Mas é possível que a teoria dos jogos possa dar uma ajuda. E a teoria diz-nos que a nossa capacidade negocial aumenta se criarmos mecanismos que garantam o nosso empenho. Por exemplo, acrescentar uma norma à Constituição que impeça a Assembleia da República de aprovar um Orçamento do Estado que aumente a despesa pública enquanto existir défice orçamental. Exigir um visto prévio ao Tribunal de Contas reforçaria ainda mais essa norma. Um mecanismo deste género tornar-nos-ia credíveis perante os nossos credores.
 
Este tipo de compromisso exige apoio parlamentar alargado. Algo que logo a seguir às eleições legislativas teria sido mais fácil. Recentemente, o Presidente da República, de forma bastante inábil, tentou e falhou.

Só encerrando as urgências do curto prazo, será possível preparar uma reforma do Estado que respeite as diferentes visões para a economia e para o país. Esta discussão é particularmente importante porque, infelizmente, apesar de encorajadores, os últimos dados são ainda frágeis e periclitantes. Diferentes partidos defenderão, legitimamente, caminhos distintos. Será o regresso da ideologia ao espaço político. E não faltam assuntos para debate.

O aumento das importações serve de alerta para um equilíbrio externo que se desenrola no fio da navalha. É bom ter em mente que o principal estrangulamento que a nossa economia enfrenta é o endividamento externo. Isso quer dizer que o crescimento económico não deve ser conseguido à custa do aumento do consumo interno, que, inevitavelmente,
se traduz em aumentos das importações.

A melhor forma de evitar que o consumo aumente, sem que se reduza o rendimento das pessoas, é o de fomentar a poupança. Tornar os Certificados de Aforro e de Tesouro mais atrativos é uma boa ideia.

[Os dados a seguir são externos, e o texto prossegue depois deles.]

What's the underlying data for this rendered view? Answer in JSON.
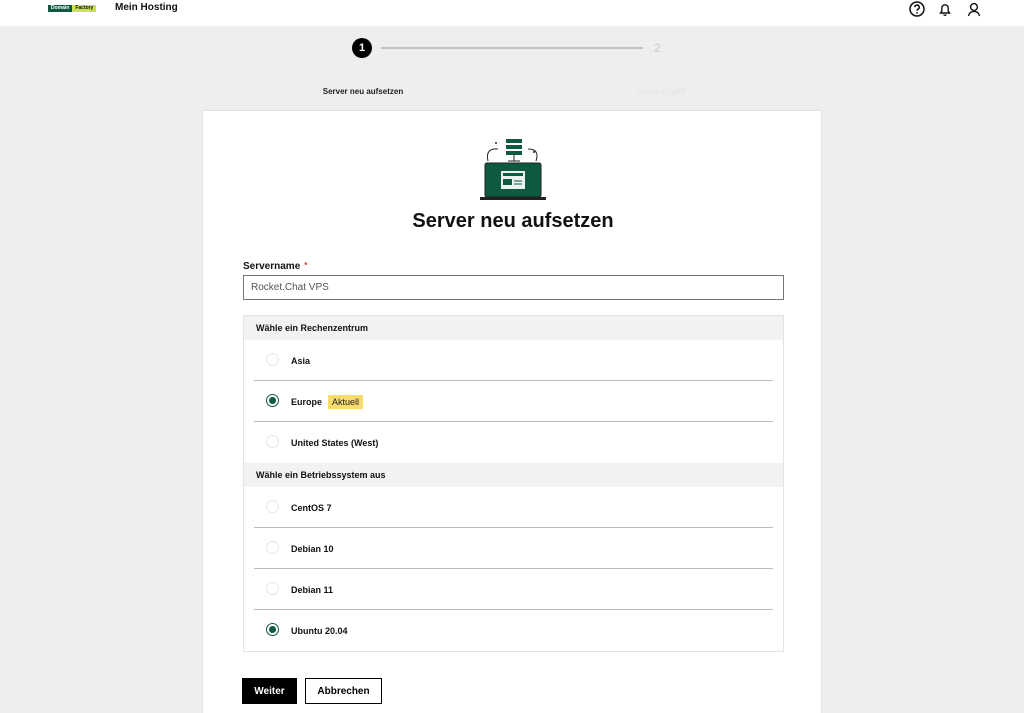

Do que conheço, o mais eficaz será alterar o sistema de financiamento da Segurança Social, pondo na mesa a transição do atual regime de repartição para um regime de capitalização ou um regime misto.

Tanto quanto sei, em todos os países onde isto foi feito, as taxas de poupança aumentaram (por vezes abruptamente). A sustentabilidade da Segurança Social no imediato está em causa. Reformas levadas a cabo pelo Governo de José
Sócrates garantem a convergência de longo prazo dos diversos sistemas de pensões.
 
No entanto, a crise por que passamos criou um problema a curto prazo. Com a emigração e um desemprego tão elevados, as receitas da Segurança Social não chegam para as necessidades. Basta lembrar que cerca de metade dos desempregados não têm subsídio de desemprego. A solidariedade tem de ser para todos e partir de todos.
 
Nestas condições, fará sentido que pessoas que beneficiaram de regimes de pensões mais favoráveis não prescindam de parte das suas exceções e dêem um contributo adicional? Faz sentido que os cortes previstos não tenham em conta que mesmo entre funcionários públicos havia, e há, regimes de pensões e reforma muito diversos?
 
Havendo folga para descer impostos, reduzir o IVA é uma má ideia, precisamente porque é um imposto sobre o consumo. O ideal será reduzir impostos sobre a produção, como a TSU. Baixar a TSU tem a vantagem adicional de reduzir os custos do trabalho, essencial para reduzir o desemprego e aumentar a nossa competitividade internacional. Tenho sérias
dúvidas quanto à utilidade, nesta fase, de baixar o IRC, dado que poucas empresas iriam benefiaciar dessa descida.
 
Enfim, há imensas políticas económicas para discutir. Essa discussão é essencial, é determinante para o nosso futuro e é, também, ideológica. Mas, primeiro, é necessário libertar o país da cascata austeritária.